Now, some will tell you that the reason the Kellogg-Briand Pact “didn’t work” is that it needed “teeth,” it needed “enforcement.” I take the notion of using war to eliminate war to be hopelessly misguided and blinkered, and a predictable failure demonstrated by the United Nations. I take the notion that the Pact “didn’t work” to be absurd given the incredible progress it has brought in almost ending conquest, in reshaping international law, in stigmatizing war, in creating prosecutions of war. I take our task to be continuing the work of replacing war with nonviolent dispute resolution and reining in the major war makers and weapons dealers of the world.
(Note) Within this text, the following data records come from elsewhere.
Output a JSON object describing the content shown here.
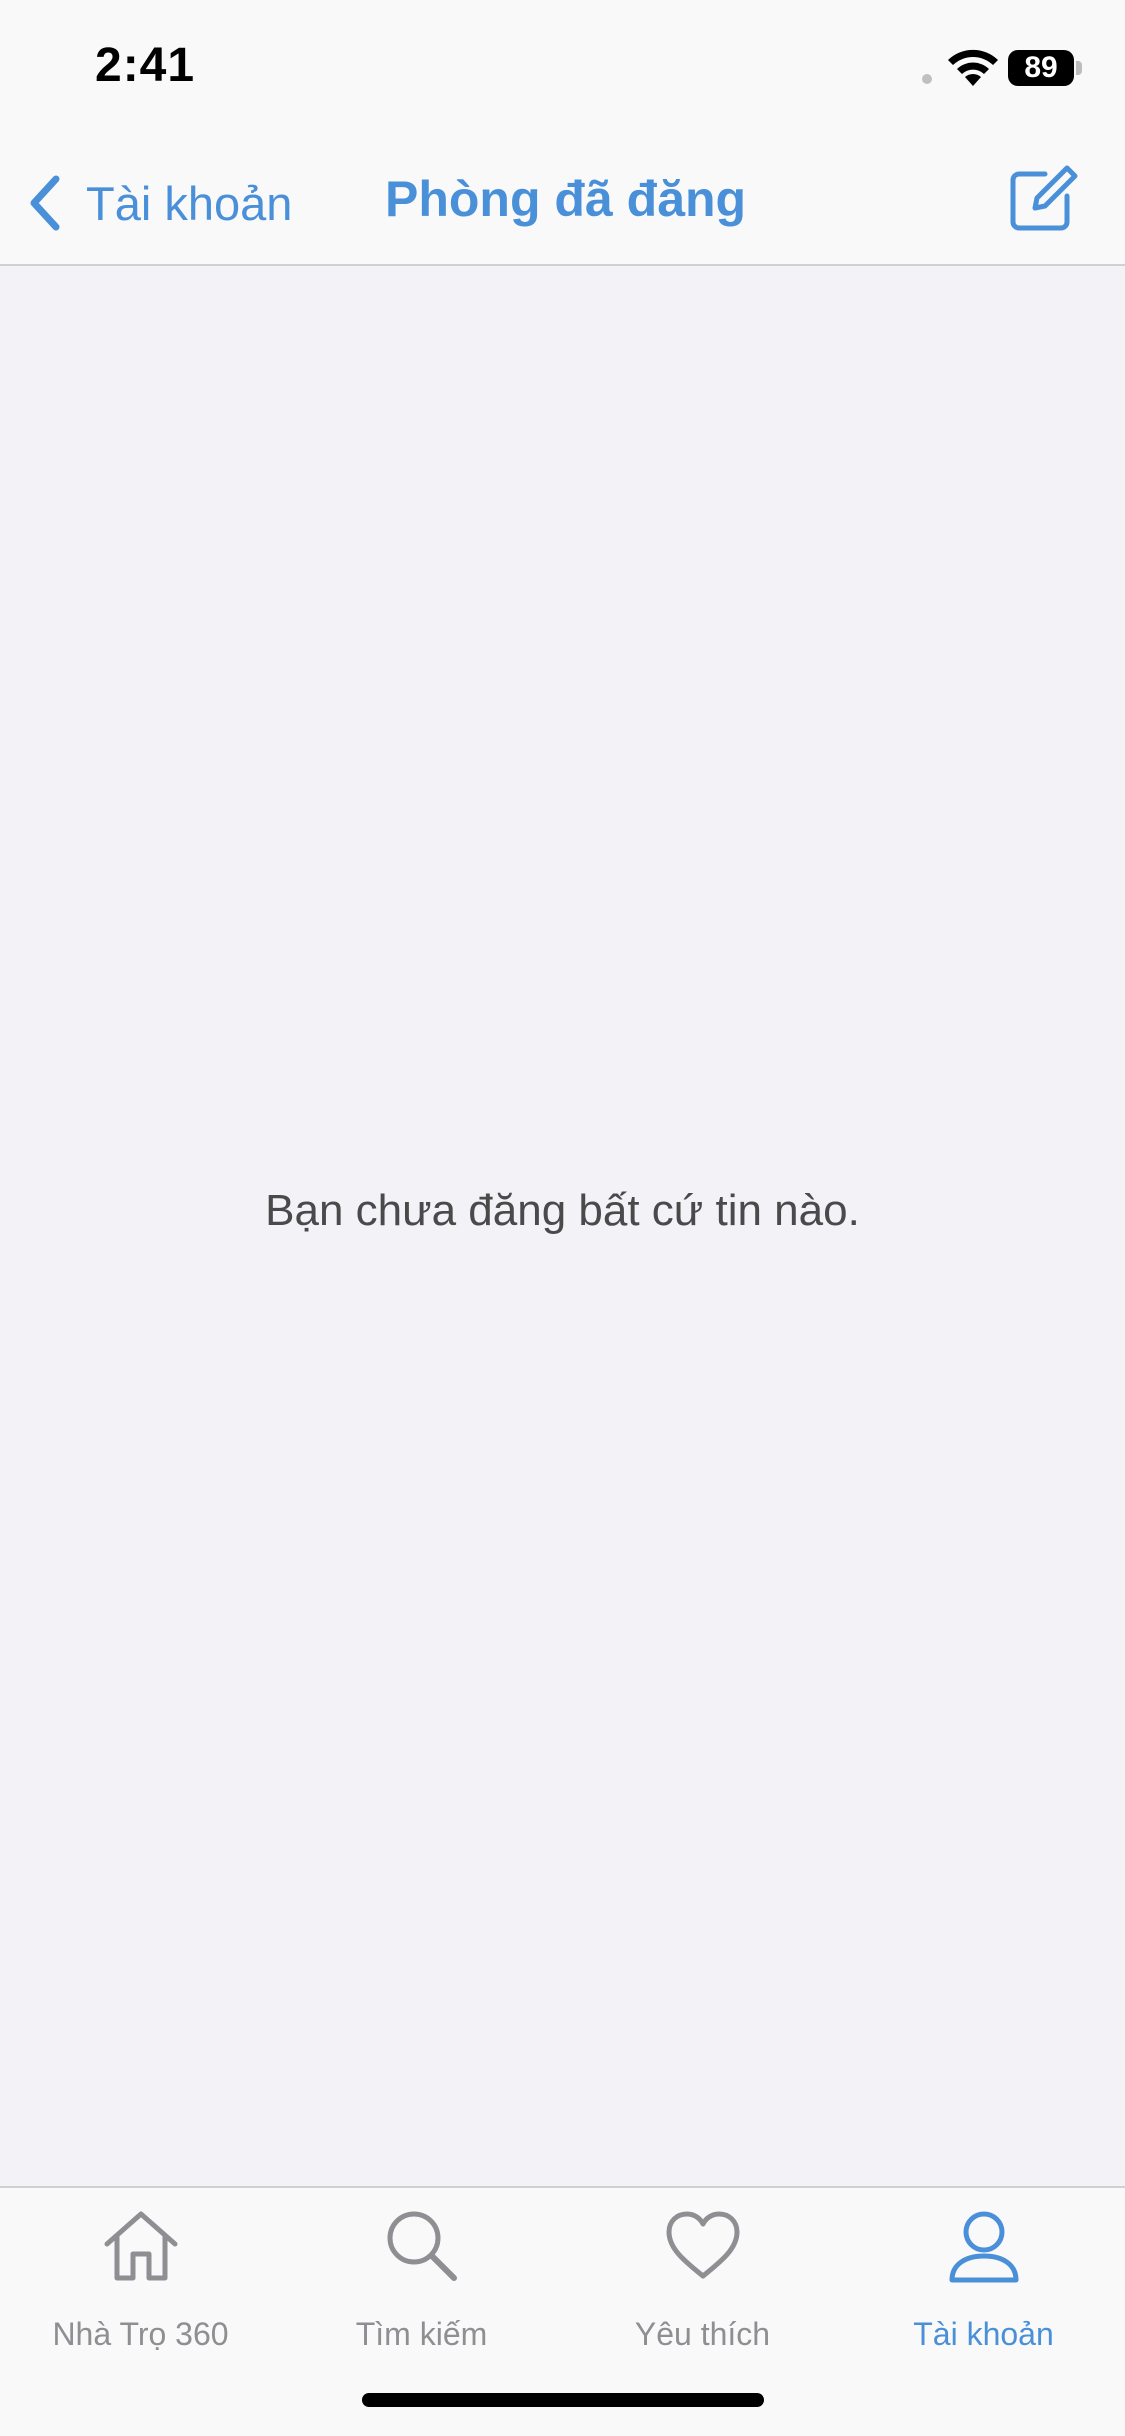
{
  "status_bar": {
    "time": "2:41",
    "battery": "89"
  },
  "nav": {
    "back_label": "Tài khoản",
    "title": "Phòng đã đăng",
    "back_icon": "chevron-left-icon",
    "compose_icon": "compose-icon"
  },
  "content": {
    "empty_message": "Bạn chưa đăng bất cứ tin nào."
  },
  "tabs": [
    {
      "label": "Nhà Trọ 360",
      "icon": "home-icon",
      "active": false
    },
    {
      "label": "Tìm kiếm",
      "icon": "search-icon",
      "active": false
    },
    {
      "label": "Yêu thích",
      "icon": "heart-icon",
      "active": false
    },
    {
      "label": "Tài khoản",
      "icon": "person-icon",
      "active": true
    }
  ],
  "colors": {
    "accent": "#4a90d9",
    "inactive": "#8e8e93",
    "background": "#f2f2f7",
    "bar": "#f9f9f9"
  }
}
But this notion that the Pact lacked enforcement, and that’s why it “didn’t work” is a minority view. And even this view fits with the conception of war as a popular sin along the lines of alcoholism, one that needs to be stamped out by the proper authorities if possible, or tolerated and regulated if necessary.

But war isn’t alcohol, of course, and in fact it is different from alcohol in a number of critical ways.
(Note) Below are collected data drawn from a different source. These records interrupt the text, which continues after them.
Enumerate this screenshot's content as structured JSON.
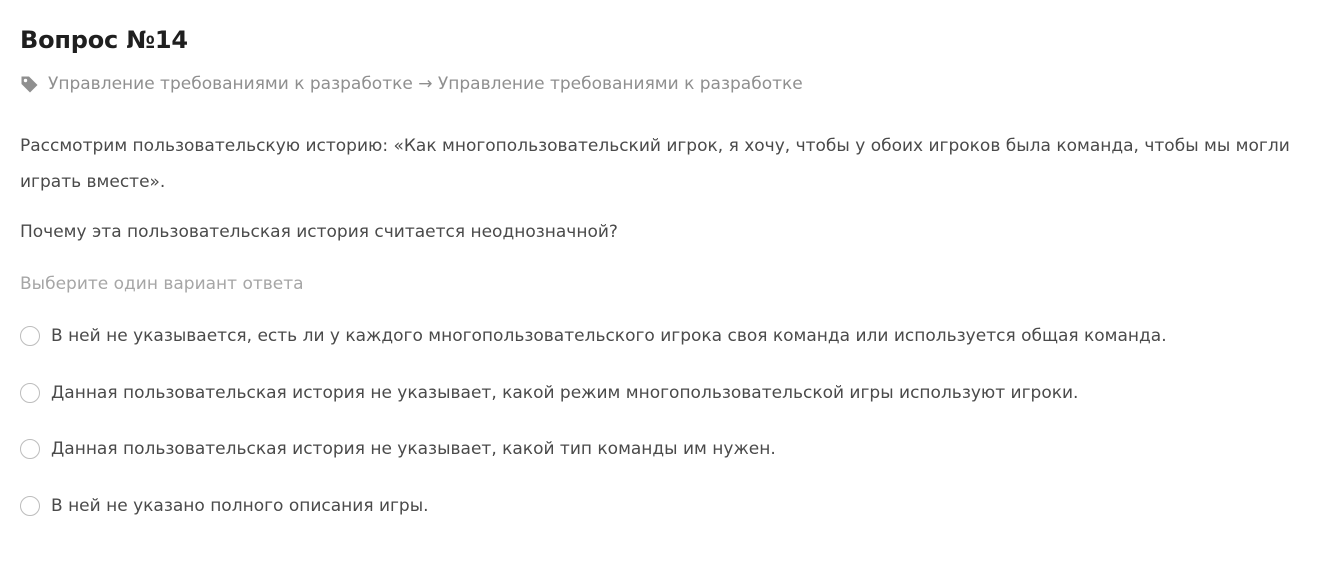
{
  "header": {
    "title": "Вопрос №14"
  },
  "breadcrumb": {
    "icon": "tag-icon",
    "text": "Управление требованиями к разработке → Управление требованиями к разработке"
  },
  "question": {
    "story": "Рассмотрим пользовательскую историю: «Как многопользовательский игрок, я хочу, чтобы у обоих игроков была команда, чтобы мы могли играть вместе».",
    "prompt": "Почему эта пользовательская история считается неоднозначной?",
    "hint": "Выберите один вариант ответа"
  },
  "options": [
    {
      "label": "В ней не указывается, есть ли у каждого многопользовательского игрока своя команда или используется общая команда.",
      "selected": false
    },
    {
      "label": "Данная пользовательская история не указывает, какой режим многопользовательской игры используют игроки.",
      "selected": false
    },
    {
      "label": "Данная пользовательская история не указывает, какой тип команды им нужен.",
      "selected": false
    },
    {
      "label": "В ней не указано полного описания игры.",
      "selected": false
    }
  ]
}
First, there are good uses for alcohol. I like to have a beer or a glass of wine. I don’t have 10 of them. I don’t drive drunk. I don’t cause any harm. War is thought of by some in the very same way, but this thought is blatantly untrue. Sending a missile from a drone into somebody’s house is not a good use of war. It is murder, and it breeds more murder.
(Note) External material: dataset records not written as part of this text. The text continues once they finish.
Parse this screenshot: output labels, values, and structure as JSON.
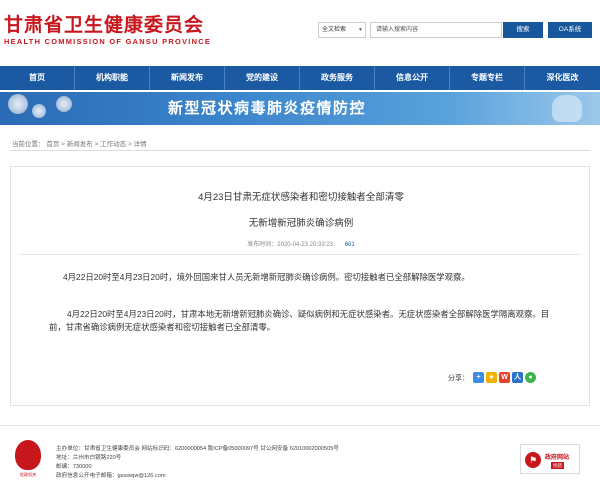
{
  "header": {
    "site_name": "甘肃省卫生健康委员会",
    "site_name_en": "HEALTH COMMISSION OF GANSU PROVINCE",
    "search_scope": "全文检索",
    "search_placeholder": "请输入搜索内容",
    "search_button": "搜索",
    "oa_button": "OA系统"
  },
  "nav": {
    "items": [
      "首页",
      "机构职能",
      "新闻发布",
      "党的建设",
      "政务服务",
      "信息公开",
      "专题专栏",
      "深化医改"
    ]
  },
  "banner": {
    "text": "新型冠状病毒肺炎疫情防控"
  },
  "breadcrumb": {
    "prefix": "当前位置：",
    "items": [
      "首页",
      "新闻发布",
      "工作动态",
      "详情"
    ],
    "separator": ">"
  },
  "article": {
    "title_line1": "4月23日甘肃无症状感染者和密切接触者全部清零",
    "title_line2": "无新增新冠肺炎确诊病例",
    "publish_label": "发布时间：",
    "publish_time": "2020-04-23 20:33:23",
    "views": "601",
    "paragraph1": "4月22日20时至4月23日20时，境外回国来甘人员无新增新冠肺炎确诊病例。密切接触者已全部解除医学观察。",
    "paragraph2": "4月22日20时至4月23日20时，甘肃本地无新增新冠肺炎确诊、疑似病例和无症状感染者。无症状感染者全部解除医学隔离观察。目前，甘肃省确诊病例无症状感染者和密切接触者已全部清零。",
    "share_label": "分享："
  },
  "footer": {
    "line1": "主办单位：甘肃省卫生健康委员会    网站标识码：6200000054    陇ICP备05000097号    甘公网安备 62010002000505号",
    "line2": "地址：兰州市白银路220号",
    "line3": "邮编：730000",
    "line4": "政府信息公开电子邮箱：gssswjw@126.com",
    "emblem_label": "党政机关",
    "badge_text": "政府网站",
    "badge_sub": "找错"
  },
  "colors": {
    "brand_red": "#c8161d",
    "nav_blue": "#1b5aa3"
  }
}
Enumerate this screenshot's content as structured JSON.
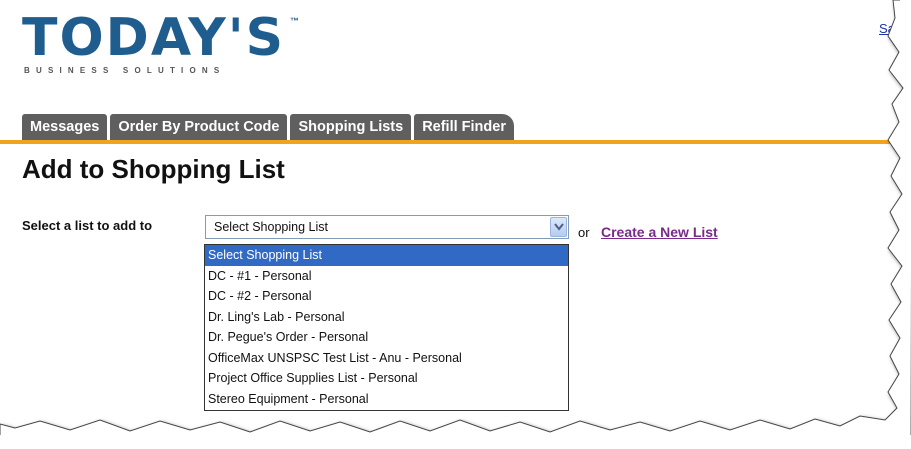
{
  "logo": {
    "word": "TODAY'S",
    "tm": "™",
    "tagline": "BUSINESS SOLUTIONS"
  },
  "header": {
    "save_link": "Sav"
  },
  "tabs": [
    {
      "label": "Messages"
    },
    {
      "label": "Order By Product Code"
    },
    {
      "label": "Shopping Lists"
    },
    {
      "label": "Refill Finder"
    }
  ],
  "main": {
    "title": "Add to Shopping List",
    "select_label": "Select a list to add to",
    "select_value": "Select Shopping List",
    "or_text": "or",
    "create_link": "Create a New List"
  },
  "dropdown": {
    "options": [
      "Select Shopping List",
      "DC - #1 - Personal",
      "DC - #2 - Personal",
      "Dr. Ling's Lab - Personal",
      "Dr. Pegue's Order - Personal",
      "OfficeMax UNSPSC Test List - Anu - Personal",
      "Project Office Supplies List - Personal",
      "Stereo Equipment - Personal"
    ],
    "selected_index": 0
  },
  "colors": {
    "logo_blue": "#1f5d8f",
    "tab_gray": "#5f5f5f",
    "accent_orange": "#f0a31e",
    "highlight_blue": "#316ac5",
    "link_purple": "#7a2a8a"
  }
}
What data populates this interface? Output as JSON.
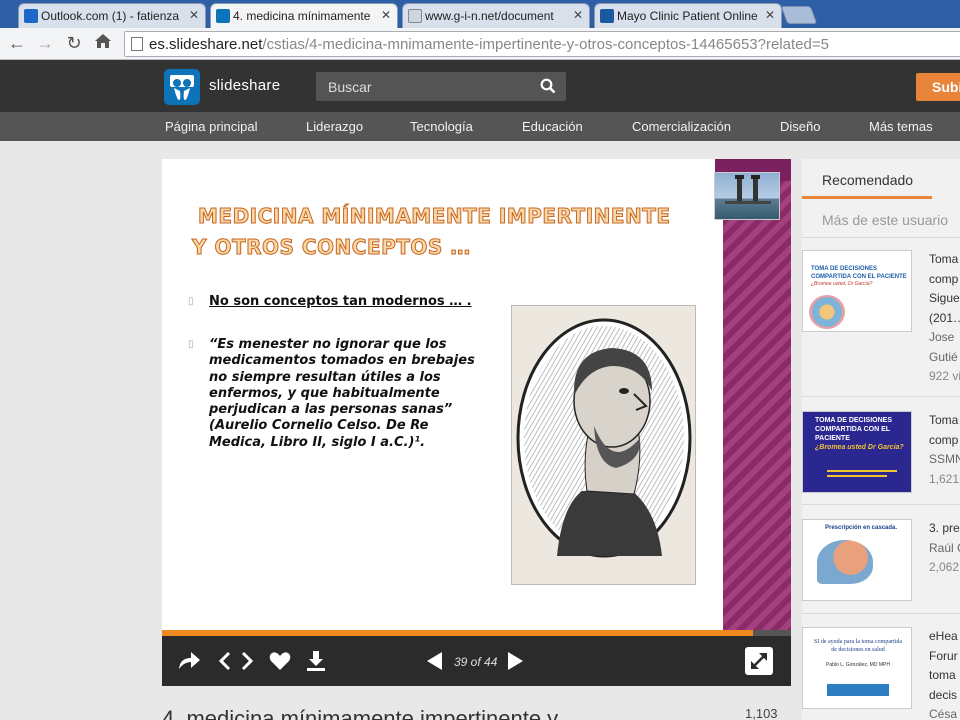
{
  "browser": {
    "tabs": [
      {
        "label": "Outlook.com (1) - fatienza",
        "active": false
      },
      {
        "label": "4. medicina mínimamente",
        "active": true
      },
      {
        "label": "www.g-i-n.net/document",
        "active": false
      },
      {
        "label": "Mayo Clinic Patient Online",
        "active": false
      }
    ],
    "url_host": "es.slideshare.net",
    "url_path": "/cstias/4-medicina-mnimamente-impertinente-y-otros-conceptos-14465653?related=5"
  },
  "header": {
    "brand": "slideshare",
    "search_placeholder": "Buscar",
    "upload_label": "Subir",
    "categories": [
      "Página principal",
      "Liderazgo",
      "Tecnología",
      "Educación",
      "Comercialización",
      "Diseño",
      "Más temas"
    ]
  },
  "slide": {
    "title_line1": "MEDICINA MÍNIMAMENTE IMPERTINENTE",
    "title_line2": "Y OTROS CONCEPTOS …",
    "bullet1": "No son conceptos tan modernos … .",
    "quote": "“Es menester no ignorar que los medicamentos tomados en brebajes no siempre resultan útiles a los enfermos, y que habitualmente perjudican a las personas sanas” (Aurelio Cornelio Celso. De Re Medica, Libro II, siglo I a.C.)¹.",
    "progress_fraction": 0.94
  },
  "player": {
    "page_indicator": "39 of 44"
  },
  "below": {
    "title": "4. medicina mínimamente impertinente y",
    "views": "1,103"
  },
  "sidebar": {
    "tab_recommended": "Recomendado",
    "tab_more": "Más de este usuario",
    "items": [
      {
        "title_lines": [
          "Toma",
          "comp",
          "Sigue",
          "(201…"
        ],
        "author_lines": [
          "Jose",
          "Gutié"
        ],
        "views": "922 vi",
        "thumb_title": "TOMA DE DECISIONES COMPARTIDA CON EL PACIENTE",
        "thumb_sub": "¿Bromea usted, Dr García?"
      },
      {
        "title_lines": [
          "Toma",
          "comp"
        ],
        "author_lines": [
          "SSMN"
        ],
        "views": "1,621",
        "thumb_title": "TOMA DE DECISIONES COMPARTIDA CON EL PACIENTE",
        "thumb_sub": "¿Bromea usted Dr Garcia?"
      },
      {
        "title_lines": [
          "3. pre"
        ],
        "author_lines": [
          "Raúl C"
        ],
        "views": "2,062",
        "thumb_title": "Prescripción en cascada.",
        "thumb_sub": ""
      },
      {
        "title_lines": [
          "eHea",
          "Forur",
          "toma",
          "decis"
        ],
        "author_lines": [
          "Césa"
        ],
        "views": "",
        "thumb_title": "SI de ayuda para la toma compartida de decisiones en salud",
        "thumb_sub": "Pablo L. González, MD MPH"
      }
    ]
  },
  "colors": {
    "slideshare_blue": "#0e74b9",
    "accent_orange": "#e9843b",
    "chrome_blue": "#2d5ea6"
  }
}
Second, the outlawrists who sought to ban war included people for and against banning alcohol. Banning one thing doesn’t fit neatly together with banning something else.

Third, drinking is an individual action. You can do it with friends, but each person drinks or doesn’t drink. Banning the tango or dueling would be closer to banning war. In fact, the outlawrists explicitly thought in terms of the model of banning dueling, and noted that no jurisdiction had banned only offensive dueling and maintained defensive or humanitarian dueling. It takes two to tango or to make war. Since the Kellogg-Briand Pact’s first prosecutions, at Nuremberg and Tokyo, the big armed nations have not fought each other directly, but they have fought small nations that have fought back.

Fourth, drinking is popular. War is by most measures unpopular. The drinking addicts are everywhere. The war addicts are concentrated among the powerful rulers of the war-making nations. War is not a problem of the masses, but a problem of the absence of control by the masses. War propaganda can win people over, and that winning over can resemble an intoxication. But the propaganda is created by a small number of people. Banning alcohol made alcohol cool. Banning war has made war propaganda more difficult, and its first task is the pretense that war hasn’t been banned.

Fifth, prohibition of alcohol created an underground, secretive, criminal business on a scale as large as the people’s thirst. Prohibiting war has perhaps fueled small-scale coups and assassinations, but war cannot operate on a large scale and be kept secret. You can’t hide a massive war in a basement and require a password to see it. The war problem is a problem of the largest most-open actions in the world committed by the biggest most prominent entities in the world. Effectively criminalizing war reduces war.

Sixth, prohibition made alcohol more fun, while it makes and must continue to make war more shameful.